Hiro mendadak terkesiap. "Eh, a-aku… sudah bukan anak kecil lagi?"
Haruka mengangguk mantap. "Begitulah,"
"Be-be-berarti, sekarang aku sudah besar, kan?"
Haruka mulai merasa aneh. "Ya, memangnya ada apa, Hiro?"
Tiba-tiba saja Hiro memasang pose kemenangan ala pahlawan favoritnya sejak kecil, Senshiman.
"Itu berarti, sekarang aku dan Jin-san sudah seimbang!" entah mengapa Hiro berkata demikian seolah-olah sehelai rambut yang tumbuh di keteknya telah merubah seluruh hidupnya, "Kini Jin-san tidak bisa mengataiku 'masih anak kecil' lagi…! Yippie!"
Haruka tak merespon kelakuan aneh putranya sebab ia sendiri tak bisa memahami apa yang ada di dalam kepala anaknya itu.
"Kalau begitu, sekarang aku harus segera pergi…!" tutur Hiro setelahnya.
"Hiro…mau ke mana…?" Mizel bertanya dengan datar seperti biasanya.
"Sudah jelas, kan? Tentu saja ke tempat Jin-san!" ujar Hiro mantap, "Aku mau memberitahunya kalau sekarang aku juga sudah punya bulu ketek…!"
Haruka kembali bengong (untuk kedua kalinya). Sementara itu Mizel segera mengekori Hiro begitu ia mendengar bahwa sang kakak angkat hendak pergi menuju kediaman sang gebetan.
"Hiro…tunggu… aku ikut," tutur Mizel seraya menyusul sang kakak dari belakang.
…
Usai kepergian kedua anaknya tersebut, Haruka mulai merenungi caranya dalam mendidik dan membesarkan anak selama ini.
"Mungkin… ada galat pada metodeku dalam mengasuh Hiro," gumam sang ilmuwan menggunakan kosa kata ilmiah.

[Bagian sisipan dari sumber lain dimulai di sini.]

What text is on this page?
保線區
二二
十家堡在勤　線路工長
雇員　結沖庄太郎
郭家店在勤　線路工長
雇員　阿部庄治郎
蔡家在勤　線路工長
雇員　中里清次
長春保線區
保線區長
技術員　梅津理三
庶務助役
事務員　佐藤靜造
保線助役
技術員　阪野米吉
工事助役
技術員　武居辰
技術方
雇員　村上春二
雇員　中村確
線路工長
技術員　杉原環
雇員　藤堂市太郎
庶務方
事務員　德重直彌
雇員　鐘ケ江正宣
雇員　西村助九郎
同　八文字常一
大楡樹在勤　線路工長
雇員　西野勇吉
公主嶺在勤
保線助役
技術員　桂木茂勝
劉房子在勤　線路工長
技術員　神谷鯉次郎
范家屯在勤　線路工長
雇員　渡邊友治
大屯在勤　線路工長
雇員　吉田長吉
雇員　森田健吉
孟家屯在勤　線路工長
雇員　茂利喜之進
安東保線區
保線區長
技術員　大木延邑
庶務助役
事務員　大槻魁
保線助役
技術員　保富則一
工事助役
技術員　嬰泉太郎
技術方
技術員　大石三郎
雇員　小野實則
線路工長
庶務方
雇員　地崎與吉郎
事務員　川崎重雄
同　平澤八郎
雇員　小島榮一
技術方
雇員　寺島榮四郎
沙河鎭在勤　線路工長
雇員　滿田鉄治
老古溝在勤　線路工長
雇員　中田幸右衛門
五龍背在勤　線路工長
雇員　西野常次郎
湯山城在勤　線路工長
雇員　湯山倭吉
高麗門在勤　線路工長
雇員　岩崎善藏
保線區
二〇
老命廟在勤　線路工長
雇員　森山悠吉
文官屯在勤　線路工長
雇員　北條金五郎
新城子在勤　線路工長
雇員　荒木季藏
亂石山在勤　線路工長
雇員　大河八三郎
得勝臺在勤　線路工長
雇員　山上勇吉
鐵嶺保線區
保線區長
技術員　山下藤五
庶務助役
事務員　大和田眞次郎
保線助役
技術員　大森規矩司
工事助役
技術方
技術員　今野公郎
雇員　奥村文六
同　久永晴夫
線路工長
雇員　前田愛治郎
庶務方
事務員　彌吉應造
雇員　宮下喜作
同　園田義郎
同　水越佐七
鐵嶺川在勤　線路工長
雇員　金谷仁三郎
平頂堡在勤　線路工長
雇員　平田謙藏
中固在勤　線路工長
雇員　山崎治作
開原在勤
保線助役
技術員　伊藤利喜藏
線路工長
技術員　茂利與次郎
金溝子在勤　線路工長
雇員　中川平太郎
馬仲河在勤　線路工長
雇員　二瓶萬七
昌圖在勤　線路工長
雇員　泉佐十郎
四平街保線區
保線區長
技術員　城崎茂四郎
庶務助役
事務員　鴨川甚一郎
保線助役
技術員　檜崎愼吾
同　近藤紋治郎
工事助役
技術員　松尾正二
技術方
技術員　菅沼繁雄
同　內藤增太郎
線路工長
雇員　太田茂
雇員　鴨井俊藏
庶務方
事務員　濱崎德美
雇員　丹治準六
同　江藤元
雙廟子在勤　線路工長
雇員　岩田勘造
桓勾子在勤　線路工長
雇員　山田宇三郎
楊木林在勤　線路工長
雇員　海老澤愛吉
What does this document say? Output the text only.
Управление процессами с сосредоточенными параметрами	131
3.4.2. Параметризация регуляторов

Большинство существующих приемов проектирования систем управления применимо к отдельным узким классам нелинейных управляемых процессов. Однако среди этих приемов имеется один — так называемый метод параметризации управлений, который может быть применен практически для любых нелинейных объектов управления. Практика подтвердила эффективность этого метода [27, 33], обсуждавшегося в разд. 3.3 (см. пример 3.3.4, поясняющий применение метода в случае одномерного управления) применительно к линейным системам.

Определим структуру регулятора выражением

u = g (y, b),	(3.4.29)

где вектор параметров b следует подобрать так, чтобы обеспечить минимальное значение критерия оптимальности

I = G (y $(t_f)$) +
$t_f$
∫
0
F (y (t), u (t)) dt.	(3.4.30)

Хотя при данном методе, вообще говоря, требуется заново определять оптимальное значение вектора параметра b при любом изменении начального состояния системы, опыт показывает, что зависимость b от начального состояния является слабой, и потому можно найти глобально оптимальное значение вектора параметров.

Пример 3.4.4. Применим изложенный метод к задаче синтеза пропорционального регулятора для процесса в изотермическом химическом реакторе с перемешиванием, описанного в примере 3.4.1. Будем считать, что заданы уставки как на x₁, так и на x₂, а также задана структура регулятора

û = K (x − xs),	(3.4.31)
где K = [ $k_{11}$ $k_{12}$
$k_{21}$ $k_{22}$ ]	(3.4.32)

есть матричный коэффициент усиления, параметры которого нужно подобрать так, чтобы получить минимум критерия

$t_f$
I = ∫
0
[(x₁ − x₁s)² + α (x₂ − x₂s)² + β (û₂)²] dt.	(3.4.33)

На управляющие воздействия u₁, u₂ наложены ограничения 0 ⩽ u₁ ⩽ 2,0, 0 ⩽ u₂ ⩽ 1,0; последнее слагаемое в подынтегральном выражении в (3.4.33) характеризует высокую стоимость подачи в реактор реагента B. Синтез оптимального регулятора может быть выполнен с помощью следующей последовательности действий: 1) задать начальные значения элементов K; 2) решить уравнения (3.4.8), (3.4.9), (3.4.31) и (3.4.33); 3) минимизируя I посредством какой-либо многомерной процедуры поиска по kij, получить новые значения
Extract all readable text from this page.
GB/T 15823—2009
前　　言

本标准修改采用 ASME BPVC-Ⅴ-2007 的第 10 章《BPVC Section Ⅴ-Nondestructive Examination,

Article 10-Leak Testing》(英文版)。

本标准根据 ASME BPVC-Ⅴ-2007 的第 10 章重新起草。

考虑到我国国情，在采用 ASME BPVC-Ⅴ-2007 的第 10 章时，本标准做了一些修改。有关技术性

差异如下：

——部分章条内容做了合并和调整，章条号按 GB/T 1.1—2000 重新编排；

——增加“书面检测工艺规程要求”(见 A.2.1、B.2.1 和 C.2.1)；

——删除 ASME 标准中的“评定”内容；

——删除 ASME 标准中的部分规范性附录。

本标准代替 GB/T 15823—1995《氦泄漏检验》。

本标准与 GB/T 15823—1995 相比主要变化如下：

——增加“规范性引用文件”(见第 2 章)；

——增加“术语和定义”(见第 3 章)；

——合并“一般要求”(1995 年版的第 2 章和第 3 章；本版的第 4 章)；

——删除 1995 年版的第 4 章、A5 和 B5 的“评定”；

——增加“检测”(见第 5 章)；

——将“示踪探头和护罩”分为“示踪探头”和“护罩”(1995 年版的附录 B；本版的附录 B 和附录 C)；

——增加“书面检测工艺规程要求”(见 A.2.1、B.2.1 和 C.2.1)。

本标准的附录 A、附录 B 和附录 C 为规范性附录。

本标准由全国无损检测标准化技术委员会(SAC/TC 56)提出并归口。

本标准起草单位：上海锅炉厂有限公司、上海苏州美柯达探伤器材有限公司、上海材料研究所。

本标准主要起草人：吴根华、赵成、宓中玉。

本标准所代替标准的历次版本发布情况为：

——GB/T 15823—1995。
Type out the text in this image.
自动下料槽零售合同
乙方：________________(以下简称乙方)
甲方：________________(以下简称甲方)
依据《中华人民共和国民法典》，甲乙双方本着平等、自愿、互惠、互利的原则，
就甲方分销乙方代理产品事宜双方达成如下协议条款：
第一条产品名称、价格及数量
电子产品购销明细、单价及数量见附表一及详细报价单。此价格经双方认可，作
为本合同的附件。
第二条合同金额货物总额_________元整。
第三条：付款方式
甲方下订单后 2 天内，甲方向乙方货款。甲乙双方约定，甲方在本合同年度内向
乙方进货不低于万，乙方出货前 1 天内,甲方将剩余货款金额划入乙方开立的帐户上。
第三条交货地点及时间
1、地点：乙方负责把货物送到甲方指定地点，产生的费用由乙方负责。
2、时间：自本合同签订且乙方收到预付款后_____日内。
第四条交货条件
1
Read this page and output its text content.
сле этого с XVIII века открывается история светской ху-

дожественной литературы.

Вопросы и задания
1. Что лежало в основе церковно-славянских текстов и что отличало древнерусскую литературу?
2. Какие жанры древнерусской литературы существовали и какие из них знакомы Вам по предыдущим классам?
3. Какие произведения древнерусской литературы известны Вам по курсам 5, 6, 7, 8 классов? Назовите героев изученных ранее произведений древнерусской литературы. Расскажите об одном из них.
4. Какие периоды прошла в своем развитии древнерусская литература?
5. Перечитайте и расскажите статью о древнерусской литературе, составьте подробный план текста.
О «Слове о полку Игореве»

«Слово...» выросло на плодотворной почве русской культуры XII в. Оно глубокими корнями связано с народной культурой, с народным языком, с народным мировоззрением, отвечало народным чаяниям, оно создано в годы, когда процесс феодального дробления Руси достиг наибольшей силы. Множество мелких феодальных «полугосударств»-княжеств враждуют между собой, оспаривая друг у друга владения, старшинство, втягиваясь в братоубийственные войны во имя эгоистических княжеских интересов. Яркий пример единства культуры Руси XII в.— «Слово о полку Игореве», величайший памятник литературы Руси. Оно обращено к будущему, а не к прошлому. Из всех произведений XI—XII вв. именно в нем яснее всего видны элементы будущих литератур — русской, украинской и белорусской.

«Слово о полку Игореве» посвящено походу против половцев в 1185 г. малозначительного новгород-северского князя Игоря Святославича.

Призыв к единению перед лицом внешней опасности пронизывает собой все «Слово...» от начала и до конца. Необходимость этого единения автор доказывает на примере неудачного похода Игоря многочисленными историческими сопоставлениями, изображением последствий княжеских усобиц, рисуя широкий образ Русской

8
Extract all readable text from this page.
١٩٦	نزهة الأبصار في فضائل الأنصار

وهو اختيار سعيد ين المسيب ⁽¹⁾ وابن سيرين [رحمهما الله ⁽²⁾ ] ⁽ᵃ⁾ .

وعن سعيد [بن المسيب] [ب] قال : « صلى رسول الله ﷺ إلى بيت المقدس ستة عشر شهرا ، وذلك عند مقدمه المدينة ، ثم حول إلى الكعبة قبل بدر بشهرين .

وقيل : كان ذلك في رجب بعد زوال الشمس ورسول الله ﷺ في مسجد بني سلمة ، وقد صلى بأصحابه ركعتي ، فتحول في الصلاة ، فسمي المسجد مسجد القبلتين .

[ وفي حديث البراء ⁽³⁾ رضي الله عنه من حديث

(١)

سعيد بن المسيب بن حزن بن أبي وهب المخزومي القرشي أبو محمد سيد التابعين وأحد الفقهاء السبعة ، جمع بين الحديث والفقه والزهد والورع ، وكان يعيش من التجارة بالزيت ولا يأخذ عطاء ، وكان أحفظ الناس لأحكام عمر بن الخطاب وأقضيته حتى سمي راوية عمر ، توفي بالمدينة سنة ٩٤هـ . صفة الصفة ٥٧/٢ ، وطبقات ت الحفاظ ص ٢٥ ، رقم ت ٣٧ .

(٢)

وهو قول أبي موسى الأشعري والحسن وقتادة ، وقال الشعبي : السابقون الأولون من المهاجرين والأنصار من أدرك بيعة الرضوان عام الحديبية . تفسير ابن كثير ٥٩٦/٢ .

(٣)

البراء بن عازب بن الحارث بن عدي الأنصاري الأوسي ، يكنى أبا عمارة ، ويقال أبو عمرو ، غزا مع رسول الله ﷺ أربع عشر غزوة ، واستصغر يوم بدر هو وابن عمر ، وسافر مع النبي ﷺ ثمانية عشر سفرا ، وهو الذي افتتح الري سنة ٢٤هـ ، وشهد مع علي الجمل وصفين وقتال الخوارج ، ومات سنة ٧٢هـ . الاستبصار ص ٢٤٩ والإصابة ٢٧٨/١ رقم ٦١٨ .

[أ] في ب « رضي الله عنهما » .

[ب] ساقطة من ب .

Tok-tok-tok. Pintu kamar Jin diketuk sebanyak tiga kali dari luar.
"Bocchama," terdengar suara pria baruh baya dari balik daun pintu, "Di luar ada Hiro-dono."
"Abaikan saja, Hitsuji-san." Balas Jin singkat, padat dan tidak berperikehiroan.
"Tapi Hiro-dono datang ke mari bersama Mizel-dono." Tambah sang pelayan kembali.
Otomatis, pintu kamar Jin pun terbuka dari dalam.
"Biar aku yang menyambut Mizel, Hitsuji-san. Terima kasih karena sudah memberitahuku," tiba-tiba saja Jin jadi bersikap lebih ramah dan bersahabat dibanding dengan yang sebelumnya, "Nah, sebagai ungkapan rasa terima kasih dariku, kau dan seluruh pelayan di Kaidou Mansion ini akan kuliburkan selama sehari." Tuturnya kembali seolah-olah ia adalah seorang majikan yang baik hati lagi pengertian. Padahal di balik mulut manisnya tersebut, tersembunyi sebuah fakta bahwa dirinya sengaja berkata demikian agar ia bisa memiliki ruang dan waktu ruang yang lebih privat untuk berduaan saja dengan Mizel di kediamannya yang begiiiiiiiiiiiiiitu luas bagaikan markas pusat militer tersebut.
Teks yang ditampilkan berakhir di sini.